会社の休日制度が変更され、休みの日数が減ることになった場合、働く側としては収入や生活への影響が気になるものです。特に休日が減っても給与が変わらない場合、時給換算では実質的な待遇低下になる可能性があります。
しかし、いきなり「給料を上げてください」と伝えると、会社側に不満だけをぶつけている印象を与えてしまうこともあります。この記事では、休日変更に伴う給与交渉を円満に進めるための考え方や具体的な伝え方について解説します。
休日が減る場合は待遇変更として考えることが大切
休日が減るということは、単純に休みが少なくなるだけではありません。年間休日が減れば、その分だけ会社で働く時間が増えるため、労働条件の変更と考える必要があります。
例えば年間休日120日の会社が110日に変更された場合、年間で10日分多く勤務することになります。給与が同じであれば、1日あたりの労働に対する報酬は実質的に下がることになります。
特に、本社勤務の社員は休日数が変わらず、店舗や別事業部門だけが休日減少の対象になる場合は、不公平感を抱くのは自然なことです。
給料アップをお願いするときは不満ではなく相談として伝える
社長や経営者に給与について話す場合、最初から「休日が減るので給料を上げてください」と要求するよりも、「勤務条件の変更について相談したい」という形で話すほうが受け入れられやすくなります。
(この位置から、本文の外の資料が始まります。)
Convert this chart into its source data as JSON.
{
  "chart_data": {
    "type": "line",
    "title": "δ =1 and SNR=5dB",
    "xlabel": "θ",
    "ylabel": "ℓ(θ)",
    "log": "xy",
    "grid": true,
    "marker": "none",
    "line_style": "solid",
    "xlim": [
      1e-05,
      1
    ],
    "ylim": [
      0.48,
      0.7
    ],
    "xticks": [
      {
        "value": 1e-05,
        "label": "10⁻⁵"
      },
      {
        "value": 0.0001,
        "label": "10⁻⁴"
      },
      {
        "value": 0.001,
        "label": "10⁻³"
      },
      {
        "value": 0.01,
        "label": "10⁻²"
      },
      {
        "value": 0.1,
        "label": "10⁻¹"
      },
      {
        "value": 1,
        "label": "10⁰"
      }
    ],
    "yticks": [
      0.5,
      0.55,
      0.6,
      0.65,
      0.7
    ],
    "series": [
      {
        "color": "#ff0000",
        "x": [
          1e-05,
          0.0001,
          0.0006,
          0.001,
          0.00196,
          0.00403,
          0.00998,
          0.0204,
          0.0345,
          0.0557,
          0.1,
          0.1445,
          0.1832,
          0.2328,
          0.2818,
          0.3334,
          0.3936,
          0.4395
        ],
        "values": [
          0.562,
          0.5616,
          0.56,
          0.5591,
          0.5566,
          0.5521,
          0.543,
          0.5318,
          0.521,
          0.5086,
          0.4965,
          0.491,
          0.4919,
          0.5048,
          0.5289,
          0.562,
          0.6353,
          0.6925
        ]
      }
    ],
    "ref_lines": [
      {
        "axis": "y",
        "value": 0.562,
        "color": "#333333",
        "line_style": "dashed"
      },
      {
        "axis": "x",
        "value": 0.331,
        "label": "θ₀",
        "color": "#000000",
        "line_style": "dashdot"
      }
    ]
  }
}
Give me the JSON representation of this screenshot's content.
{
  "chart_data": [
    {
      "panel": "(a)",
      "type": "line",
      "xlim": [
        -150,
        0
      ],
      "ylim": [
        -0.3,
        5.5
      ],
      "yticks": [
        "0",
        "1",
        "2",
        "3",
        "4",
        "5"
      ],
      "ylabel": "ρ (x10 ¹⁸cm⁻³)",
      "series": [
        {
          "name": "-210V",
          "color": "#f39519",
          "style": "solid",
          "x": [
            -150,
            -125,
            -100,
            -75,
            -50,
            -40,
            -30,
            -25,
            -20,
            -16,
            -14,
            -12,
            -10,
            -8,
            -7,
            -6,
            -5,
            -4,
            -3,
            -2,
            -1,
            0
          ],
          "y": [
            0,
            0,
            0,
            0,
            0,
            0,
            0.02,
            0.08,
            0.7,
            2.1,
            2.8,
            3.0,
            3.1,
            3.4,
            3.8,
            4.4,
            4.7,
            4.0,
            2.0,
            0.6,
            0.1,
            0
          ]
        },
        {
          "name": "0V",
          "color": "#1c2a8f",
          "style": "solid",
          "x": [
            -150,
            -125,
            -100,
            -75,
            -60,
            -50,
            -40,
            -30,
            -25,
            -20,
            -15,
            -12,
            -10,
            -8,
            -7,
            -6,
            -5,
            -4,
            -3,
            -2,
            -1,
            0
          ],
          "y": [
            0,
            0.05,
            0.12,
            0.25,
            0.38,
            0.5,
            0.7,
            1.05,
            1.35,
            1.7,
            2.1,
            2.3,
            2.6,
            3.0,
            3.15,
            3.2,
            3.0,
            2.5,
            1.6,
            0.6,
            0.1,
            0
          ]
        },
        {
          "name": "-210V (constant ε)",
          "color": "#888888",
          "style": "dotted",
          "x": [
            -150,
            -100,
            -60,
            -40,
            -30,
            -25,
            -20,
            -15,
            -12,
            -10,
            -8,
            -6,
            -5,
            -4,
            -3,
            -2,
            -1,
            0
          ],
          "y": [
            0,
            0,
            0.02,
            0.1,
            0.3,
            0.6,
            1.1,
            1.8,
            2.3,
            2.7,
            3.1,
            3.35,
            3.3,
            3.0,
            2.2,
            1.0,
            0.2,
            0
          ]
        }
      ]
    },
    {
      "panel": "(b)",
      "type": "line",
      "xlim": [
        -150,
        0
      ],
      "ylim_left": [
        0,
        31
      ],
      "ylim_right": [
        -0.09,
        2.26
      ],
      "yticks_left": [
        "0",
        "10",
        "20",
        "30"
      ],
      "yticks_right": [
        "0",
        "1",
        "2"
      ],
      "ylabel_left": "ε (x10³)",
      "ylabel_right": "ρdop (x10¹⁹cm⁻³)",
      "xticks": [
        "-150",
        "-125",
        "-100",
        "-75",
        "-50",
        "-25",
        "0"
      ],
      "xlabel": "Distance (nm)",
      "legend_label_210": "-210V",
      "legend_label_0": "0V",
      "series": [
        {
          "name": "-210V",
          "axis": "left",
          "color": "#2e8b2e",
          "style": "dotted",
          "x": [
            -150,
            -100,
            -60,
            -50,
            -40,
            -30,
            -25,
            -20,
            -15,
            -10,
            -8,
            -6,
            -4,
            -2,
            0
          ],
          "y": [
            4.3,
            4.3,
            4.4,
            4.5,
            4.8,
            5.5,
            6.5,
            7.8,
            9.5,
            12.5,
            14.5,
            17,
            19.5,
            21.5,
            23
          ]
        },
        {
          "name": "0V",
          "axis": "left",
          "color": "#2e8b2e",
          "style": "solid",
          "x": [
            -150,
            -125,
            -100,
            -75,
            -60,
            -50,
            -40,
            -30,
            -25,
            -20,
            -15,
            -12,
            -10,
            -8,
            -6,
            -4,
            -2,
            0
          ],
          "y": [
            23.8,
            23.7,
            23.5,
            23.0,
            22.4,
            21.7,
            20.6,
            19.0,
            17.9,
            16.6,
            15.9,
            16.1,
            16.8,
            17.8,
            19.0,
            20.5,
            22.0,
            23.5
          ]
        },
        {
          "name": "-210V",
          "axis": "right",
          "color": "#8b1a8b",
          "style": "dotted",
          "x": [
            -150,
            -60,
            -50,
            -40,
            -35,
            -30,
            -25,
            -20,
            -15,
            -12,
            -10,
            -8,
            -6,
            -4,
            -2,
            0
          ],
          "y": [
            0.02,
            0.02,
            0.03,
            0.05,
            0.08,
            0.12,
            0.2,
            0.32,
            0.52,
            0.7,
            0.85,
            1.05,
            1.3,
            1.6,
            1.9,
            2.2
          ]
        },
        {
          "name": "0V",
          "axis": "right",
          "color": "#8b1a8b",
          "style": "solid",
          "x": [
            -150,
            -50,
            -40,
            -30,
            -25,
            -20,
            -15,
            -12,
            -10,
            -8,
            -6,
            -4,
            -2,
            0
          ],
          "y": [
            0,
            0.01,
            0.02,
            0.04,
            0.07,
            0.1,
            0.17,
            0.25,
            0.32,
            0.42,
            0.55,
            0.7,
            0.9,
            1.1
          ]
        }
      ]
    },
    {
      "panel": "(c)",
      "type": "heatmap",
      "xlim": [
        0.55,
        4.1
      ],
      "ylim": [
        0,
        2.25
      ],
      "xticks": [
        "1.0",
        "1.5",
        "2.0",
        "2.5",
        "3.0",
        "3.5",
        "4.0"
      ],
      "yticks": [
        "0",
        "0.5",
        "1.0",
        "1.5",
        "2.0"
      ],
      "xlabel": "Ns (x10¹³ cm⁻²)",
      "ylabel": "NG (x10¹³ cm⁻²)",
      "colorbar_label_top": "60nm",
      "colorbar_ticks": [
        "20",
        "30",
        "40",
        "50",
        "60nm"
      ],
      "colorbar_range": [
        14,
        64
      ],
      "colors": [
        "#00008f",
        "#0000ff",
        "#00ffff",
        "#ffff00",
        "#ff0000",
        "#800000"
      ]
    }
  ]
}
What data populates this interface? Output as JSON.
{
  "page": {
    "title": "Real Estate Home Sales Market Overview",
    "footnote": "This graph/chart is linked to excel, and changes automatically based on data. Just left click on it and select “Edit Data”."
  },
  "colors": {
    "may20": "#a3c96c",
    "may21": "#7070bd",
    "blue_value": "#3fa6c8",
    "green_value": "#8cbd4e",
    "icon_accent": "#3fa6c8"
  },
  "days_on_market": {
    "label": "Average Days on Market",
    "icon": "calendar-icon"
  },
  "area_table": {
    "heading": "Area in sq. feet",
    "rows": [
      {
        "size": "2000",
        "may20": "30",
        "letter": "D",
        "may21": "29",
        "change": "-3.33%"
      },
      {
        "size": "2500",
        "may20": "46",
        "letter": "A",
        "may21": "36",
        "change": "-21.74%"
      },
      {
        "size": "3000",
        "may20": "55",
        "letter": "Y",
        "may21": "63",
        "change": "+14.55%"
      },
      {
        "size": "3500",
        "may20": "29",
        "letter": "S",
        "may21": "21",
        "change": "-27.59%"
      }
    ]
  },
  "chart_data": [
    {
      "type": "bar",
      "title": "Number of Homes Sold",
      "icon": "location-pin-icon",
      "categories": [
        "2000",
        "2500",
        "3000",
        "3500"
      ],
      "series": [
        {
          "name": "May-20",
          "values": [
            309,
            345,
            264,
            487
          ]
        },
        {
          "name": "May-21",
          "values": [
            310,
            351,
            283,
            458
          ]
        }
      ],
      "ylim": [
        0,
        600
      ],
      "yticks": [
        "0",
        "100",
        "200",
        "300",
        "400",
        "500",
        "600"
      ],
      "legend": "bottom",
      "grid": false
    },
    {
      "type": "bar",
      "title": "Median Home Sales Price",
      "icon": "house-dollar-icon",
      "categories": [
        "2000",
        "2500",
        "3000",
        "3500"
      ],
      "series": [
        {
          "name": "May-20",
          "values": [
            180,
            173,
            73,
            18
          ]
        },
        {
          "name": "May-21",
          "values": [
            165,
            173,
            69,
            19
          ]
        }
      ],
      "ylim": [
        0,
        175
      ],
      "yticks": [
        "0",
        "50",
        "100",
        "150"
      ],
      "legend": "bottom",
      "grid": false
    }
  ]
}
例えば、「今回、休日数が変更になることで年間の勤務日数が増える認識です。その分、現在の給与条件とのバランスについて一度ご相談させていただきたいのですが、お時間いただけますでしょうか」といった伝え方ができます。
ポイントは、会社への不満ではなく、労働条件の変化に対して適切な待遇を相談しているという姿勢を見せることです。
給与交渉で伝えるべき具体的なポイント
給与交渉では感情的な話よりも、会社側が判断しやすい具体的な情報を整理して伝えることが重要です。
例えば以下のような内容を準備すると、話し合いがスムーズになります。
- 変更前と変更後の年間休日数
- 年間で増える勤務日数
- 営業時間や業務負担の変化
- 店舗運営への貢献度
- 現在担当している業務や責任範囲
「休みが減るから不満です」という伝え方ではなく、「勤務日数が増えることで担当業務への負担も増えるため、待遇面について見直しをお願いしたい」という形にすると建設的な話になります。
社長に直接話す場合の具体的な言い方
社長へ相談する場合は、会社の事情も理解している姿勢を示すことが大切です。経営者側は、人件費や店舗運営など複数の事情を考えています。
例えば以下のような言い方ができます。
「店舗の営業日変更について理解しています。会社として必要な対応であることも分かっています。ただ、休日数が減ることで年間の勤務負担が増えるため、給与や手当についても合わせてご相談できないでしょうか。今後も長く働き続けたいと思っているため、双方が納得できる形を考えたいです。」
このように、会社への協力姿勢を示しながら待遇改善を相談すると、単なる要求ではなく前向きな提案として受け取られやすくなります。
休日削減による給与交渉で注意したいこと
給与交渉をするときは、同僚への不満や本社社員との比較だけを中心に話さないほうがよい場合があります。「本社だけ休みが多くて不公平」という気持ちは理解できますが、それだけを主張すると対立につながる可能性があります。
代わりに、「自分たちの勤務条件がどのように変化するのか」「その変化に対してどのような待遇が適切なのか」という点に焦点を当てることが重要です。
また、会社が必ず給与アップに応じるとは限りません。その場合は、手当の追加、賞与への反映、勤務シフトの調整、有給取得のしやすさなど、別の条件改善を相談する方法もあります。
労働条件変更前に確認しておきたいこと
休日数の変更は、会社が自由に決められるものではありません。就業規則や雇用契約書に記載されている休日条件、変更手続きについて確認しておくことも大切です。
特に雇用契約で年間休日数が明確に定められている場合、その変更がどのような形で行われるのか確認する必要があります。
不明な点がある場合は、会社の担当者へ変更理由や具体的な運用について質問し、納得したうえで今後の対応を考えることが大切です。
まとめ|休日減少に伴う給与相談は冷静な交渉が重要
休日が減ることで実質的な待遇が変わる場合、給与や手当について相談することは決して珍しいことではありません。
ただし、「不満を伝える」のではなく、「勤務条件の変化に合わせて待遇を相談する」という姿勢で話すことが、会社との関係を悪化させずに交渉するポイントです。
変更後の勤務負担や会社への貢献を具体的に整理し、社長や上司に冷静に相談することで、給与アップや別の条件改善につながる可能性があります。